Five people, four women and a man, aged 18 to 24, received transplants of modified immune cells to treat a disease that can cause life threatening damage to the heart, lungs, brain and kidneys.
All five patients who were treated have been off their medication for between three and 17 months. According to doctors, the apparent success raises hopes for tackling other autoimmune diseases.
The immune system can mistakenly attack healthy tissues and organs. The causes are not well understood, but researchers think it may be caused by viral infections and changes in the body around puberty.
More women than men are affected by the condition. It is difficult to diagnose because the symptoms can flare up and overlap with other diseases. Extreme fatigue, organ damage, and pain in the joints and muscles can be caused by lupus. There is a skin rash on the nose and cheeks.
Five severely ill patients were treated with CAR T-cell therapy by doctors in Germany. In 2015, the approach was used in a leukaemia patient. CAR T-cell therapy involves collecting the patient's T-cells and modifying them so that they attack new targets, such as cancer cells.
The modified T-cells were used to attack the patients' B cells. B cells attack healthy tissues instead of defending the body against invaders.

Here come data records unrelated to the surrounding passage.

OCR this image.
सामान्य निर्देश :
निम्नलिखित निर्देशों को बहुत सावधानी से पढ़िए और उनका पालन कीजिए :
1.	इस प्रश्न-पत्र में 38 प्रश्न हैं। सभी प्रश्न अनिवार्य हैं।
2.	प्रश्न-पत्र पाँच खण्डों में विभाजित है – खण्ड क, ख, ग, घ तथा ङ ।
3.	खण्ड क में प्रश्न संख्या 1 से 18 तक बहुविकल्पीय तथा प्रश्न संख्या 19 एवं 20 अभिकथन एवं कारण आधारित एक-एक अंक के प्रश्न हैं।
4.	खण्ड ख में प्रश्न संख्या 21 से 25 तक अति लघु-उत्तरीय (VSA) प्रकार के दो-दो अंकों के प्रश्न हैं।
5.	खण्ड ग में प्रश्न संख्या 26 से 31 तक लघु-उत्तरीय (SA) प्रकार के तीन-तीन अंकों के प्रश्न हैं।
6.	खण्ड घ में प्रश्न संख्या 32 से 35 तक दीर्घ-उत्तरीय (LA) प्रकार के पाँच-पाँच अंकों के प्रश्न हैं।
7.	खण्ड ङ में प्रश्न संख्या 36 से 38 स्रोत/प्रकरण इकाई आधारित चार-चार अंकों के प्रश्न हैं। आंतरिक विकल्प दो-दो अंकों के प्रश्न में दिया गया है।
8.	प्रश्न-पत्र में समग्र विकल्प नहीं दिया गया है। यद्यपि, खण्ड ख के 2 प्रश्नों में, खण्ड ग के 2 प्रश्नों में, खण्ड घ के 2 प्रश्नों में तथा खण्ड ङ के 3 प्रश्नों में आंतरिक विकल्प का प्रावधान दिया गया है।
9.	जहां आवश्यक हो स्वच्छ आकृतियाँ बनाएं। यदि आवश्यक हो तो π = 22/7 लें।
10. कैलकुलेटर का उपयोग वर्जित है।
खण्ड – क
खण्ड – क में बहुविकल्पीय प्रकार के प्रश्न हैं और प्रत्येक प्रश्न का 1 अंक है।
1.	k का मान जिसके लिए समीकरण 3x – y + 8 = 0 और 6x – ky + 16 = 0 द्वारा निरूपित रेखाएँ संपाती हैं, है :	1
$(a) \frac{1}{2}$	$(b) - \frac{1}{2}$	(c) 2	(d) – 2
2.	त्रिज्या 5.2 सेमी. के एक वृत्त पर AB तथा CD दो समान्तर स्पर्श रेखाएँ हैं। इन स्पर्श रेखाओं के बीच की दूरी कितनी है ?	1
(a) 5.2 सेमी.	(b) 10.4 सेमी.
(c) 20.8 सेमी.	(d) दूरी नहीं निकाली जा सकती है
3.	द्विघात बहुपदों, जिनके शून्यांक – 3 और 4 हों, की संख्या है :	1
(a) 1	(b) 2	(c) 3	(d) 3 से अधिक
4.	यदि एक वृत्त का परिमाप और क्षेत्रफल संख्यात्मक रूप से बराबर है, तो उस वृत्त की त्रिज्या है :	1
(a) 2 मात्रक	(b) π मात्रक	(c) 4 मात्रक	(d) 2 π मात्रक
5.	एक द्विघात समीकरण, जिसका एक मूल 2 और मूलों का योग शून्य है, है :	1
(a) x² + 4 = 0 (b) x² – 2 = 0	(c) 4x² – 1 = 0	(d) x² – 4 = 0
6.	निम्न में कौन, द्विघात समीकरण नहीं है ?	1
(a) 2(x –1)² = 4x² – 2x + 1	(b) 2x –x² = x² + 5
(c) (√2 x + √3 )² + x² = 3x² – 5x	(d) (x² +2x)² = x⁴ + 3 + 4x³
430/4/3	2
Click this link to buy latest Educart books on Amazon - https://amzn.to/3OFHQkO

The therapy wiped out the patients' B cells and improved their condition according to the study. Severe symptoms of the disease, including arthritis, fatigue, and fibrosis of the heart valves, were all gone after therapy.
The patients' B cells were found to have recovered about four months after the treatment, but they no longer produced the antibodies that helped them fight disease. The authors theorize that the therapy resulted in a regrowth of the immune system.
Prof Schett is a rheumatologist who led the work at Friedrich-Alexander University. A number of diseases dependent on B cells may respond to this treatment. Rheumatoid arthritis and myositis are included. Multiplesclerosis may respond to CAR T-cell treatment.
Schett's team wanted to make sure the therapy didn't impair the patients' immune systems and make them more susceptible to infections. Before and after the therapy, they assessed the patients' responses to a number of vaccines. The immune responses of the patients were not different after the treatment.
The study promises to extend the scope of CAR T-cell therapy, which has thus far seen its major impact in the treatment of blood cancers, to autoimmune diseases which are in some patients poorly controlled with other medicines. I'm very excited about the possibilities for this form of living therapy.